Run your Unit Tests; they should fail since you haven’t changed the XHtml Sanitizer to accommodate the new features.

Step 4 – Make Your Changes to the Code

Since you have tests which are failing, it means you have to make changes to the system.

Looking at the XHTML Sanitizer, you may have noticed an array String[] whiteList which looks like it is used for configuration; any <!ELEMENT > items in this array allow a new element (tag) to be in the content and <!ATTLIST > allows an attribute.
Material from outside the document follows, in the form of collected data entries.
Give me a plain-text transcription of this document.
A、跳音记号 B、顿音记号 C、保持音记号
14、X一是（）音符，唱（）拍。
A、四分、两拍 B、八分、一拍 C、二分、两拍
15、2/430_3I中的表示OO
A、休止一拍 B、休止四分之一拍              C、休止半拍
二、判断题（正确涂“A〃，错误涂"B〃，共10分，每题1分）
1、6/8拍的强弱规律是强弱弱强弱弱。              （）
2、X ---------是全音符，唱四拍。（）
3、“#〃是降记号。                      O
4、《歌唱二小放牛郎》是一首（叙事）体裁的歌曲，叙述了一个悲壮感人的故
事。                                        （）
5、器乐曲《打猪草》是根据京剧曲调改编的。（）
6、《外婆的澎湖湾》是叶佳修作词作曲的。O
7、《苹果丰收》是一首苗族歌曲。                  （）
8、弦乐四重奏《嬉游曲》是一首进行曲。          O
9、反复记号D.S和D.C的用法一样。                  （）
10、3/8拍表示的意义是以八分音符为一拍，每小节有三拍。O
Add items to this to accommodate the following new HTML5 tags and attributes:

  • The <section> element.
  • The <article> element
  • The <aside> element
  • The <hgroup> element
  • The <mark> element
  • The lt;meter> element
  • The <time> element
  • The <wbr> element
  • The ordered list <ol> element’s new reversed attribute

Step 5 – Run All Tests Again.

This time, things should be a little different.

If then original tests fail but some of your new HTML5 tests pass, don’t panic – everything is good. You’re doing fine; the Unit Tests have just helped you uncover a software fault, which has now resulted in errors and into failures. (for an explination of the difference between a "fault", "error" and "failure" see What is a software fault in testing? on Stack Overflow)

Since you both have to retain all old functionality while introducing new functionality, you will have to use the Eclipse Debugging tools to determine why they are failing and fix any defects causing the problem.